The latest Australian Institute of Health and Welfare National Oral Health Plan showed that about 1 in 4 Australian children aged 5-14 have tooth decay. We also know there’s about 600 people aged 15 and over a year in the Hunter New England Local Health District needing hospital treatment for tooth decay and there are more than 1200 potentially preventable hospitalisations for dental conditions every year across the Hunter Valley, showing what can happen if you don’t protect teeth when you are young.

Popular lunchbox treats such as muesli bars, biscuits and dried fruits and sugary drinks can all damage young teeth and can also contribute to serious health conditions later in life such as obesity and type 2 diabetes.

Swapping a few items in your children’s lunchbox could help protect their oral health and ensure they avoid dental and other health problems later in life.”

Tips to improve lunchboxes
  • Include something from each of the five food groups including fruit/vegetables/legumes/beans, dairy, grain (cereal) foods and lean meats poultry/fish/eggs.
  • Replace chips, chocolates and biscuits with items such as fresh fruit, berries, celery sticks and baby carrots.
  • Limit snacks that are high in sugar and/or saturated fats e.g. chips, muesli bars cakes, chocolates, donuts, biscuits.
  • Pick whole fruit over fruit juice – the vitamins, minerals and fibre make it more filling and nutritious and reduce the sugar content per serve.
  • Pack water as a drink rather than sports drinks, soft drinks cordials or flavoured milk which are high in sugar.
  • Look for grain-based snacks with whole grains and high fibre.
  • Processed snack products such as muesli and breakfast bars, chips, and cookies should be limited to one item and ideally a low-sugar choice, such as rice crackers, popcorn and cheese.
  • Check labelling of items before buying to see their real sugar content.

As well as improving their kids’ lunchboxes, parents should ensure their child visits a dentist at least once a year for a check-up,” Dr Matthews said.

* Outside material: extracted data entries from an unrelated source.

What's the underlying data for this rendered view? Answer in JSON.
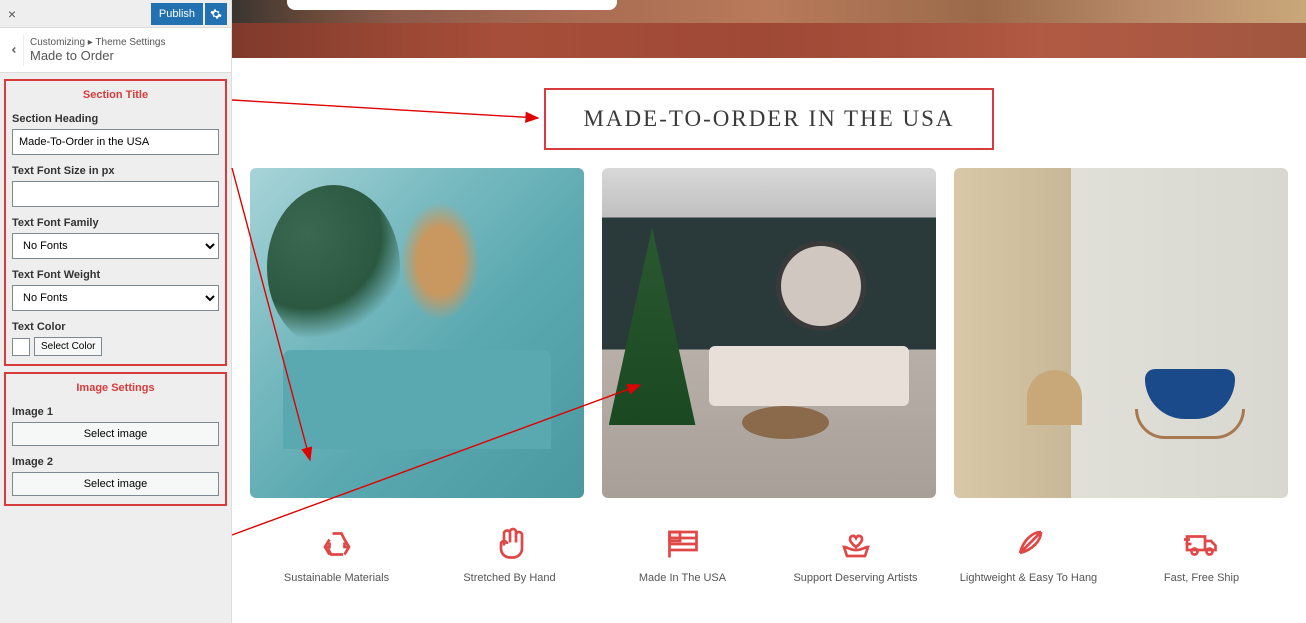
{
  "sidebar": {
    "publish_label": "Publish",
    "breadcrumb_prefix": "Customizing ▸ Theme Settings",
    "breadcrumb_title": "Made to Order"
  },
  "section_title_panel": {
    "title": "Section Title",
    "heading_label": "Section Heading",
    "heading_value": "Made-To-Order in the USA",
    "font_size_label": "Text Font Size in px",
    "font_size_value": "",
    "font_family_label": "Text Font Family",
    "font_family_selected": "No Fonts",
    "font_weight_label": "Text Font Weight",
    "font_weight_selected": "No Fonts",
    "text_color_label": "Text Color",
    "select_color_label": "Select Color"
  },
  "image_settings_panel": {
    "title": "Image Settings",
    "image1_label": "Image 1",
    "image2_label": "Image 2",
    "select_image_label": "Select image"
  },
  "preview": {
    "section_title": "MADE-TO-ORDER IN THE USA",
    "features": [
      {
        "label": "Sustainable Materials"
      },
      {
        "label": "Stretched By Hand"
      },
      {
        "label": "Made In The USA"
      },
      {
        "label": "Support Deserving Artists"
      },
      {
        "label": "Lightweight & Easy To Hang"
      },
      {
        "label": "Fast, Free Ship"
      }
    ]
  }
}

Brushing teeth twice a day, flossing and drinking tap water in place of other drinks are also easy ways to help protect oral health among people of all ages. There is no reason to put off seeing your dentist at this time either. Australian dentists have world-class infection prevention control measures and have introduced additional screening measures to ensure the safety of patients
during COVID-19.”

Childhood health statistics (Courtesy the Australian Oral Health Tracker):

  • Poor oral health in childhood is the strongest predictor of further dental disease in adulthood
  • About 70% of children aged 9-13 are consuming too much sugar
  • About 1 in 5 children have not had a dental check-up in the last 12 months.
  • Oral diseases such as tooth decay, gum disease and oral cancer contribute to illness, disability and death in Australia.